BRUSSELS (Reuters) – A top European Union official cancelled a meeting set for Thursday with the UK’s new envoy to Brussels amid a spat over Britain’s refusal to grant the EU’s envoys full diplomatic status in London following Brexit, an EU official said.
Lindsay Croisdale-Appleby, head of the UK Mission to the EU who took office last week, was informed that his meeting with the chief of European Council President Charles Michel’s cabinet had been postponed.
The official, who declined to be named, said the postponement was due to a lack of clarity about the diplomatic status of EU representatives in Britain, which became the first country to leave the bloc one year ago.
Britain has refused to grant the same diplomatic credentials and privileges to Brussels’ ambassador to London and his team as it gives to envoys of countries, on the basis that the 27-member EU is not a nation state.
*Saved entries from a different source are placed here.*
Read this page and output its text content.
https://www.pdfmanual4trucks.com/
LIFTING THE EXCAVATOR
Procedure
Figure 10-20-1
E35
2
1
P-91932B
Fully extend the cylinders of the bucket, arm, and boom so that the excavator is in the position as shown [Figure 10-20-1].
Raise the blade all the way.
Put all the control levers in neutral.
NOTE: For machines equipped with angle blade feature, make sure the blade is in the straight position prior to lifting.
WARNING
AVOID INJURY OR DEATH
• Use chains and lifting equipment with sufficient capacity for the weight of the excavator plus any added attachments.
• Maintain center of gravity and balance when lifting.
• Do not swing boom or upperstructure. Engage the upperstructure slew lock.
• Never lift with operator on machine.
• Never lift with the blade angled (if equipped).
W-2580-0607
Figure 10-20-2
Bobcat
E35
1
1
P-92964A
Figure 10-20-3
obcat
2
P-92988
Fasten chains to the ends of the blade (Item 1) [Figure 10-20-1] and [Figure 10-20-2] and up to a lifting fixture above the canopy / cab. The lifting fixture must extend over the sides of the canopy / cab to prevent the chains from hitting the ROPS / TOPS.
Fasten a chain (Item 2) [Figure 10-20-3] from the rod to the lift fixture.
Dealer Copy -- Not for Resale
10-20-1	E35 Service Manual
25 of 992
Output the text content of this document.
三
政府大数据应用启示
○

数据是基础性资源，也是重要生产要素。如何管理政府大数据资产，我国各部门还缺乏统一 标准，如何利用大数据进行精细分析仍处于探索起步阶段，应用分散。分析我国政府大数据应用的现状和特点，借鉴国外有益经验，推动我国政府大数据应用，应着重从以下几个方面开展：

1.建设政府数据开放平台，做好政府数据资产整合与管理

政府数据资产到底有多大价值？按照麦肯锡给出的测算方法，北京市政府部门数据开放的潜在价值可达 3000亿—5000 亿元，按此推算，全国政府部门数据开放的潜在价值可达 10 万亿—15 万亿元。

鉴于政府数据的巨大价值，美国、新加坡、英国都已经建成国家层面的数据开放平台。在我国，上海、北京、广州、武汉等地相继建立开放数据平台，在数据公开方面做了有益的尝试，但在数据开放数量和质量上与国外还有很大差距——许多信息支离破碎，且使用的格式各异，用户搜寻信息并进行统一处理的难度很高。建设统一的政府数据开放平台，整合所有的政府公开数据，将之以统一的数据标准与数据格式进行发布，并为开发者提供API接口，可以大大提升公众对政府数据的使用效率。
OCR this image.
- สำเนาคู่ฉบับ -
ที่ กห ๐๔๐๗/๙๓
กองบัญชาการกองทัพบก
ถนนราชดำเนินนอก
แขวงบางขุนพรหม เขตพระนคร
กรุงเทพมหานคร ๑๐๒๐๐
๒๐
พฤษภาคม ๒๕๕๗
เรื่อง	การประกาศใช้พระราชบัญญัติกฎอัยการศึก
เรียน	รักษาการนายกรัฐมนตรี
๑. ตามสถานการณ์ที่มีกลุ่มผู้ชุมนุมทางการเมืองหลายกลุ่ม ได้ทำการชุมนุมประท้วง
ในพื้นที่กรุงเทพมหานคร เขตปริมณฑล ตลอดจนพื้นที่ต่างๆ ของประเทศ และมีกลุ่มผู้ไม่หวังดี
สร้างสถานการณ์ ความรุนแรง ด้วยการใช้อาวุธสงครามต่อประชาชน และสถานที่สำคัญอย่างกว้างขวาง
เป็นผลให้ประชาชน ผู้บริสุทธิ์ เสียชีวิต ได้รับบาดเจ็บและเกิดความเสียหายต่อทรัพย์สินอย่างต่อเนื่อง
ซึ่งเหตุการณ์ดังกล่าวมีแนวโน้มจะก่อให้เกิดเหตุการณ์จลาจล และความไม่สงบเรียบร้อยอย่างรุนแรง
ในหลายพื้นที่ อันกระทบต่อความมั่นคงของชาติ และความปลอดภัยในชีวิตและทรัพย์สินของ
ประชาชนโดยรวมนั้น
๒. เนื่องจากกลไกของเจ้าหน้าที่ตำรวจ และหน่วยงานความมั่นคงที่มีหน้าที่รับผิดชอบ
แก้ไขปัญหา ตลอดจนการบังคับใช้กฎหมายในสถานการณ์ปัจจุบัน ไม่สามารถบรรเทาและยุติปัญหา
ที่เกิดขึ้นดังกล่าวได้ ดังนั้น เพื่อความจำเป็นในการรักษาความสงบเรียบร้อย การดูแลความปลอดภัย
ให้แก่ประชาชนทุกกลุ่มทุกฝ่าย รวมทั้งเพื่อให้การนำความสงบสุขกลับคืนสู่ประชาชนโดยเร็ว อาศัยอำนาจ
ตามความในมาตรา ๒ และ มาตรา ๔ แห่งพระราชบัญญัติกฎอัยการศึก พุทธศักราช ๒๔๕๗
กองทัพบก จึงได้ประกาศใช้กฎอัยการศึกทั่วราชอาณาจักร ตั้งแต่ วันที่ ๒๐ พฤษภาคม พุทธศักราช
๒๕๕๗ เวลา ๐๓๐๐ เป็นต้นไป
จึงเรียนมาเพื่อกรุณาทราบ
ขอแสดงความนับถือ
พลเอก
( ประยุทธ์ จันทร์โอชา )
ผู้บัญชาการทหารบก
A British government source declined to comment on the postponement of Croisdale-Appleby’s meeting and said the diplomatic status issue remained subject to negotiation.
Under the Vienna Convention governing diplomatic relations, envoys representing countries have certain privileges such as immunity from detention and, in some cases, prosecution, as well as tax exemptions.
Representatives of international organisations whose status is not covered by the convention tend to have limited and less clearly defined privileges.
The European Commission, the EU’s executive body, said the its 143 delegations around the world had all been granted a status equivalent to that of diplomatic missions of states, and Britain was well aware of the fact.